A Reforma Política que o país reclama não ocorrerá sem a vitória do Presidente Lula. Realizá-la é uma tarefa democrática incontornável para o Estado e para a sociedade brasileira. Uma Reforma Política que aponte para: a instituição do financiamento público de campanha; o voto em lista; a fidelidade partidária e a abolição das coligações proporcionais. Esses itens devem fazer parte de uma agenda de urgência para que a sociedade brasileira discuta e se pronuncie sobre os mecanismos democráticos que deseja adotar na condução dos destinos do país.
É necessário construir com as bases do PT, a convicção de que a Reforma Política é indispensável à nossa sobrevivência como partido transformador. A Reforma Política, além de conferir uma nova legitimidade ao sistema partidário do Brasil e dotá-lo da estabilidade necessária ao desenvolvimento do país, repercutirá positivamente na nossa própria dinâmica interna. Permitirá a abertura de novos espaços de participação das bases oxigenando o debate político indispensável para a renovação da cultura partidária e o avanço do nosso projeto como partido democrático e socialista.
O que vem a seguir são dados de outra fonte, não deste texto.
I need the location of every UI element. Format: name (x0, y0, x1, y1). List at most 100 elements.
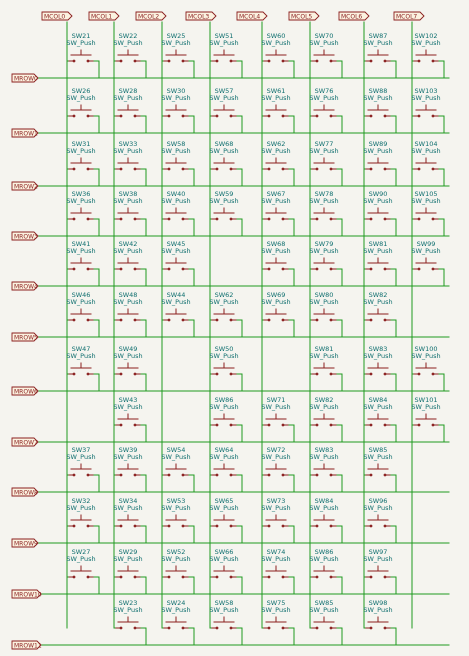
switch-value: SW_Push (113, 94, 142, 102)
switch-value: SW_Push (261, 197, 290, 205)
switch-ref: SW99 (417, 240, 436, 248)
switch-value: SW_Push (363, 247, 392, 255)
switch-ref: SW69 (267, 291, 286, 299)
switch-ref: SW64 (215, 446, 234, 454)
switch-value: SW_Push (66, 504, 95, 512)
switch-ref: SW52 (167, 548, 186, 556)
switch-ref: SW33 (119, 140, 138, 148)
switch-ref: SW21 (72, 32, 91, 40)
switch-value: SW_Push (363, 403, 392, 411)
switch-value: SW_Push (113, 453, 142, 461)
switch-value: SW_Push (309, 147, 338, 155)
switch-ref: SW82 (315, 396, 334, 404)
switch-value: SW_Push (309, 504, 338, 512)
svg-text:MROW5: MROW5 (14, 335, 38, 342)
switch-ref: SW59 (215, 190, 234, 198)
switch-value: SW_Push (113, 147, 142, 155)
row-label-mrow3: MROW3 (11, 231, 39, 241)
switch-value: SW_Push (309, 197, 338, 205)
column-label-mcol4: MCOL4 (236, 11, 268, 21)
switch-ref: SW58 (215, 599, 234, 607)
switch-ref: SW90 (369, 190, 388, 198)
switch-value: SW_Push (363, 197, 392, 205)
switch-value: SW_Push (309, 352, 338, 360)
switch-value: SW_Push (66, 453, 95, 461)
svg-text:MROW1: MROW1 (14, 131, 38, 138)
switch-value: SW_Push (113, 403, 142, 411)
switch-value: SW_Push (209, 453, 238, 461)
switch-ref: SW68 (267, 240, 286, 248)
switch-value: SW_Push (209, 352, 238, 360)
switch-ref: SW70 (315, 32, 334, 40)
switch-ref: SW62 (267, 140, 286, 148)
switch-value: SW_Push (363, 504, 392, 512)
svg-text:MROW2: MROW2 (14, 184, 38, 191)
switch-ref: SW75 (267, 599, 286, 607)
switch-value: SW_Push (66, 298, 95, 306)
svg-text:MROW10: MROW10 (14, 592, 42, 599)
row-label-mrow0: MROW0 (11, 73, 39, 83)
switch-value: SW_Push (411, 247, 440, 255)
switch-ref: SW37 (72, 446, 91, 454)
switch-value: SW_Push (363, 147, 392, 155)
switch-ref: SW73 (267, 497, 286, 505)
svg-text:MROW9: MROW9 (14, 541, 38, 548)
switch-value: SW_Push (309, 606, 338, 614)
switch-value: SW_Push (113, 504, 142, 512)
switch-ref: SW104 (415, 140, 438, 148)
switch-ref: SW83 (315, 446, 334, 454)
switch-value: SW_Push (161, 504, 190, 512)
switch-ref: SW74 (267, 548, 286, 556)
switch-value: SW_Push (261, 247, 290, 255)
switch-ref: SW84 (315, 497, 334, 505)
switch-ref: SW100 (415, 345, 438, 353)
column-label-mcol1: MCOL1 (88, 11, 120, 21)
switch-ref: SW30 (167, 87, 186, 95)
svg-text:MCOL3: MCOL3 (188, 14, 209, 21)
switch-ref: SW103 (415, 87, 438, 95)
switch-ref: SW40 (167, 190, 186, 198)
row-label-mrow8: MROW8 (11, 487, 39, 497)
switch-value: SW_Push (161, 197, 190, 205)
switch-value: SW_Push (309, 453, 338, 461)
svg-text:MROW4: MROW4 (14, 284, 38, 291)
switch-ref: SW86 (315, 548, 334, 556)
switch-ref: SW41 (72, 240, 91, 248)
switch-value: SW_Push (411, 147, 440, 155)
switch-value: SW_Push (209, 504, 238, 512)
switch-value: SW_Push (66, 94, 95, 102)
column-label-mcol7: MCOL7 (393, 11, 425, 21)
switch-ref: SW68 (215, 140, 234, 148)
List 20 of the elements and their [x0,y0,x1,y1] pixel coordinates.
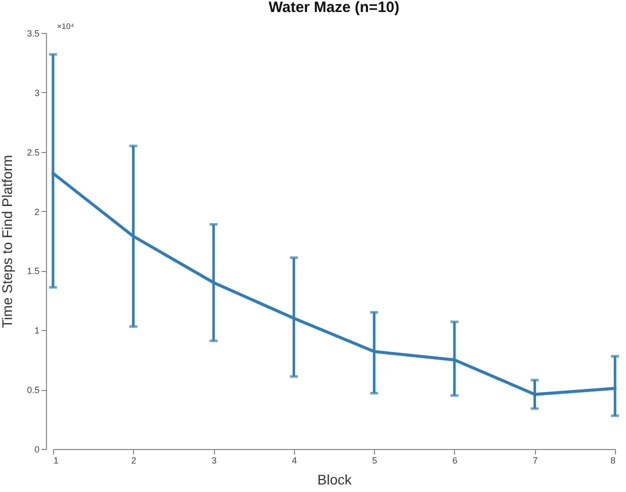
y-tick-label: 0.5 [26,385,40,396]
y-axis-title: Time Steps to Find Platform [0,155,15,328]
x-tick-label: 7 [532,456,538,466]
x-tick-label: 6 [452,456,458,466]
x-tick-label: 5 [372,456,378,466]
y-tick-label: 2.5 [26,147,40,158]
chart-title: Water Maze (n=10) [268,0,400,16]
x-tick-label: 3 [212,456,217,466]
x-tick-label: 8 [610,456,616,466]
y-tick-label: 3.5 [26,28,40,38]
text: ×10⁴ [57,22,75,31]
y-tick-label: 3 [34,88,40,98]
y-tick-label: 0 [34,444,40,454]
x-tick-label: 1 [54,456,59,466]
y-tick-label: 2 [34,206,40,217]
y-tick-label: 1.5 [26,266,40,276]
y-tick-label: 1 [34,326,40,336]
x-tick-label: 4 [292,456,297,466]
x-axis-title: Block [317,472,353,488]
x-tick-label: 2 [131,456,136,466]
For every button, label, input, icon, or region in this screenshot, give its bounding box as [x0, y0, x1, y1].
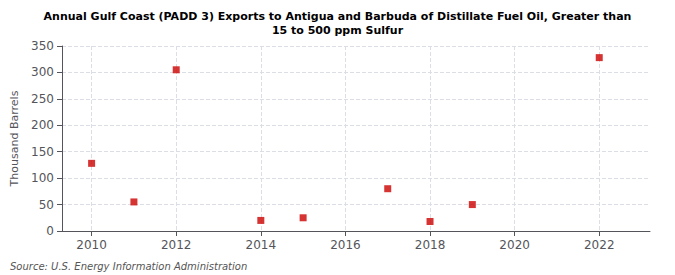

A Revolução Democrática que está em curso no Brasil não pode ser detida pelos arreganhos golpistas da mídia liberal conservadora. Nem pelas trapalhadas desses sinistros habitantes que prosperaram nas sombras da estrutura partidária, tratados até agora com leniência. O Partido dos Trabalhadores e sua militância não aceitam ser linchados pela hipocrisia da mídia liberal conservadora. Ao lado dos lutadores sociais dos movimentos e partidos de esquerda, já deu mostras de sua capacidade de organização independente e de luta para derrotar a fúria regressiva dos neoliberais. Não temos tempo para ser pessimistas. Ou, dito de outra forma: “Deixemos o pessimismo para dias melhores”.
*Hamilton Pereira (Pedro Tierra) é Presidente da Fundação Perseu Abramo.